Strauss was born in Cincinnati to an artistic family, and grew up to be a short (five-foot, three-inch) man who aspired to be a poet. Along with his activities as a bridge engineer and inventor, he wrote poetry for his entire life.
Strauss invented several types of bascule bridges that were in limited use for very short spans due to the heavy weight of the cast-iron counterweight. He also invented the bulkier but lighter concrete counterweight, as well as the "heel-trunnion" type described above.
By 1927 he had designed 267 bascule bridges around the world, many of which established records for span bridges. He also designed fixed-span bridges including, in Washington state, the Columbia River Bridge at Longview, which was the longest cantilever bridge in the world at that time.

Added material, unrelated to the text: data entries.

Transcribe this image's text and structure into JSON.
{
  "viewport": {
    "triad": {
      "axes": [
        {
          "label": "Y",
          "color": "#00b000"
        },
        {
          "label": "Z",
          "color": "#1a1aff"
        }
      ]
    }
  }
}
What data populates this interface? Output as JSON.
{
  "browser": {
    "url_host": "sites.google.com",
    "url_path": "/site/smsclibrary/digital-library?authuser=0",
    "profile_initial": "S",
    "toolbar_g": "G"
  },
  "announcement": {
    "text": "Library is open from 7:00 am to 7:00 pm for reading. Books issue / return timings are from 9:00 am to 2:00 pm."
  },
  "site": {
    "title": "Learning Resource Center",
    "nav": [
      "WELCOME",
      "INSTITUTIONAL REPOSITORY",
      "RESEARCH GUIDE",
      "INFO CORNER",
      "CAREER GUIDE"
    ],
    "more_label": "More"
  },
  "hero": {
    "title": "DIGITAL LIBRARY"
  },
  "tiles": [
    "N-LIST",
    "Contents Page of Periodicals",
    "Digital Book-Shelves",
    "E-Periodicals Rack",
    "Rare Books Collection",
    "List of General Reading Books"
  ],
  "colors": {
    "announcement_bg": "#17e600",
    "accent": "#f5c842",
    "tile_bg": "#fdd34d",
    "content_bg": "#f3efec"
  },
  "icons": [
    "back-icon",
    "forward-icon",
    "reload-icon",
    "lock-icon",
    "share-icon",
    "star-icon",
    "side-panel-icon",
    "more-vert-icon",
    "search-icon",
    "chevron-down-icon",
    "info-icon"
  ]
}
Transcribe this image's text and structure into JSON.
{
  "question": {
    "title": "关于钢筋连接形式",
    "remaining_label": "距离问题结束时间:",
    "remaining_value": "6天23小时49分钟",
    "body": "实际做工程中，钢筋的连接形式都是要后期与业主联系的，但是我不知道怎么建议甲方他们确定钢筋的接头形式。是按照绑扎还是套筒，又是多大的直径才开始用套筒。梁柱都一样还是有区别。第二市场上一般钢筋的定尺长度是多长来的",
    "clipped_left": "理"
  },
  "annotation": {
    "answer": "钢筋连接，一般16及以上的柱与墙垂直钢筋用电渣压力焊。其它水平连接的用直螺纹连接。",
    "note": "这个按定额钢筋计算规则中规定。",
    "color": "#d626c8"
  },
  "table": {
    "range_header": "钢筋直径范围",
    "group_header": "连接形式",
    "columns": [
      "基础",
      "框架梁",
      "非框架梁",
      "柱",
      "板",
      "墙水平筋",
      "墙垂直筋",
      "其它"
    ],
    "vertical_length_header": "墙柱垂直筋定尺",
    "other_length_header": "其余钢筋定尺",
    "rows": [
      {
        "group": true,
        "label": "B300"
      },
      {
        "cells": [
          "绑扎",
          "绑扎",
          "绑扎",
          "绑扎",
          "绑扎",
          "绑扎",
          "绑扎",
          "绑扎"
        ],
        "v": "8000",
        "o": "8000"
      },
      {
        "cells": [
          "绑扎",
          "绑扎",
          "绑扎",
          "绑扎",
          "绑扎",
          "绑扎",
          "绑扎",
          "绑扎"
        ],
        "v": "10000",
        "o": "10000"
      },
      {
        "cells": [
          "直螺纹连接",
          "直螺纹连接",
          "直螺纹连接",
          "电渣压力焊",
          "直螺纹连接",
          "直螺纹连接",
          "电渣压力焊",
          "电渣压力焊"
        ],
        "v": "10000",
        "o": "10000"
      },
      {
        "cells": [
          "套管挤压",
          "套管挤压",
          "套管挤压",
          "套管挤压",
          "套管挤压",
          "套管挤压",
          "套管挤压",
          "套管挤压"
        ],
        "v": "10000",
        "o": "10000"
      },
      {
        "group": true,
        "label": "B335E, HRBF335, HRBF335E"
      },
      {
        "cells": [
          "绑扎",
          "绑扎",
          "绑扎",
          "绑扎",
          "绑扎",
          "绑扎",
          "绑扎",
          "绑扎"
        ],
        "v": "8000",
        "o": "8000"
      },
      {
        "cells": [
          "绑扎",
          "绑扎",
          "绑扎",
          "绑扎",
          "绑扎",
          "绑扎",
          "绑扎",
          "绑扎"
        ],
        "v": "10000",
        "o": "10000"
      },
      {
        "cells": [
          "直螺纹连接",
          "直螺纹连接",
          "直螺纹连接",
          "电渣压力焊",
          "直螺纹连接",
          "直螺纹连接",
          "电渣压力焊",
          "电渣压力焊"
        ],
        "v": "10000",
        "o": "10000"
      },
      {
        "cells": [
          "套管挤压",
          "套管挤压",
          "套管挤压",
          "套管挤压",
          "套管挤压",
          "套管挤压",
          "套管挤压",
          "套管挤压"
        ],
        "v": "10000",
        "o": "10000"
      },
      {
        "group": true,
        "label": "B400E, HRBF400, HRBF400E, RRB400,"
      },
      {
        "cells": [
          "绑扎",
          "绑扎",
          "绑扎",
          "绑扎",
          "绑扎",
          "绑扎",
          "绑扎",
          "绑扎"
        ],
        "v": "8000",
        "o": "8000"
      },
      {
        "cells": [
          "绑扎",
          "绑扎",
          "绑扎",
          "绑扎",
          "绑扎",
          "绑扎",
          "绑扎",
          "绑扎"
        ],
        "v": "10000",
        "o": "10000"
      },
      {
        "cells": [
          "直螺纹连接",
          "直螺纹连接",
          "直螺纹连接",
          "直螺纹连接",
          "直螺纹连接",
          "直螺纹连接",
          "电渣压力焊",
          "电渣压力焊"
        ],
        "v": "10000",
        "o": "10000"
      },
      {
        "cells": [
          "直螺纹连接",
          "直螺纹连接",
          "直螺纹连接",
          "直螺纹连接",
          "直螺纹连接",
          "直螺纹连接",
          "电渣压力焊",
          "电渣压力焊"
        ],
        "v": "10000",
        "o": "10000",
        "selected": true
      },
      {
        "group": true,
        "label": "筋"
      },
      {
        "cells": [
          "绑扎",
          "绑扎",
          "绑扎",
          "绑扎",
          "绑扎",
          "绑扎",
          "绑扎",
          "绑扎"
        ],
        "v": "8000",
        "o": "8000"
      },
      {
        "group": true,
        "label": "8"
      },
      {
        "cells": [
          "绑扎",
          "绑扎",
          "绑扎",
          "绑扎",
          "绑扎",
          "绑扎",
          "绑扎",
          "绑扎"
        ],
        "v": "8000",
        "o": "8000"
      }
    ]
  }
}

Strauss was construction engineer for the George Washington Memorial Bridge in New York City, at the time the second largest span in the world, and he was chief engineer for the Golden Gate Bridge in San Francisco, a suspension bridge. Strauss invented various other things as well, including a safety net that saved the lives of 21 workers during construction of the Golden Gate Bridge. Altogether he and his firm created 500 bridge designs.